Entware offering updated openssl 1.1.1j-2 -> 1.1.1k-1

[Wallace_n_Gromit]

I noticed Entware update available from amtm:

8 open nsrum v30.4.0

ep manage Entware packages -> upd avail
- libopenssl 1.1.1j-2 -> 1.1.1k-1


awm Asuswrt-Merlin firmware 386.2.0

This begged a question in my mind.

Might I infer that if you have not updated your Merlin version to 386.2 which has updated to openssl 1.1.1k, for what ever reason, (i.e. some configuration issue that may have forced you back to a earlier Merlin version) that the updated entware package being offered will provide the same openssl 1.1.1k version/security protection on any earlier Merlin firmware version?

 

[ColinTaylor]

No. The updated openssl libraries would only be used by Entware packages, not the rest of the firmware.

 

[Wallace_n_Gromit]

No. The updated openssl libraries would only be used by Entware packages, not the rest of the firmware.

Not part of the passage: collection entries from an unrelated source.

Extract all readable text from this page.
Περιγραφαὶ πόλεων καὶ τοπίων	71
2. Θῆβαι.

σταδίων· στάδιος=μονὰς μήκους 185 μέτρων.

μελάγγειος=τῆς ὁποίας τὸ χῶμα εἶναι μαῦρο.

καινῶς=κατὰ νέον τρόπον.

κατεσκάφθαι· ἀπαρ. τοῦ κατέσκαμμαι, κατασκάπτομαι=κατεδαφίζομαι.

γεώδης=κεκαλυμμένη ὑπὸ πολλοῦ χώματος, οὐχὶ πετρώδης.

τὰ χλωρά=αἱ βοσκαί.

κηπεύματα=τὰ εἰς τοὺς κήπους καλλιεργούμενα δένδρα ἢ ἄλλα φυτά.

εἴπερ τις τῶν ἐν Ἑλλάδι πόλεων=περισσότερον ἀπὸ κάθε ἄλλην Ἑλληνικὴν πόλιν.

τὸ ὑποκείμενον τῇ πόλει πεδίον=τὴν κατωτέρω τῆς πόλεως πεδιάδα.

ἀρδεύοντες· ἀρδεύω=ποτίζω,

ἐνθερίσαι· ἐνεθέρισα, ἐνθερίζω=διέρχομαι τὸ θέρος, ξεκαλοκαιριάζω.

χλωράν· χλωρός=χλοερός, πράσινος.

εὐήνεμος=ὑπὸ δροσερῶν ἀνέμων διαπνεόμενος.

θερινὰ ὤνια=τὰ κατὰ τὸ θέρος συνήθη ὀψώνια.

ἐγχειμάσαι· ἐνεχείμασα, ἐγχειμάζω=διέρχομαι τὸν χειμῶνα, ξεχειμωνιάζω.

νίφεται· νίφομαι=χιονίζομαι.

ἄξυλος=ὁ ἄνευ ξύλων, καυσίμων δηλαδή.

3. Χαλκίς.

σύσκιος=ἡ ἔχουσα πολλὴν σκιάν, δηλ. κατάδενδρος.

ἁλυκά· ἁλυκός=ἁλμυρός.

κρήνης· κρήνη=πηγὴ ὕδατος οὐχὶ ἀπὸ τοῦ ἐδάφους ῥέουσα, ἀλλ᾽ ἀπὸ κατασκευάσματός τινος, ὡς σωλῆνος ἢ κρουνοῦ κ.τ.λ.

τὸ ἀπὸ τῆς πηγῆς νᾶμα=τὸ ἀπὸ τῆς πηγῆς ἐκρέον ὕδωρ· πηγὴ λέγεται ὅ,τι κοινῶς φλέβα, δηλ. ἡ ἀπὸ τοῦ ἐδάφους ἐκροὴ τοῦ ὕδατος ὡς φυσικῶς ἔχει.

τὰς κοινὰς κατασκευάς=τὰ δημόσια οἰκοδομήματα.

I was guessing that to be the case since even with a router updated to Merlin 386.2 the entware update to 1.1.1k was still being offered, but had to confirm. Thanx

 

[Makaveli]

Just wanted to confirm here.

So if we are on 386.2 do we update this or no?

 

[ColinTaylor]

Whether you choose to update or not isn't dependant on what firmware version you are using. It's the same decision you make when any Entware package is updated. To see what packages use it you can issue this command:

# opkg whatdepends libopenssl
Root set:
  libopenssl
What depends on root set
        openssh-sftp-server 8.4p1-4     depends on libopenssl
        bind-libs 9.17.10-1     depends on libopenssl
        bind-dig 9.17.10-1      depends on bind-libs

I can't think of a reason not to update it.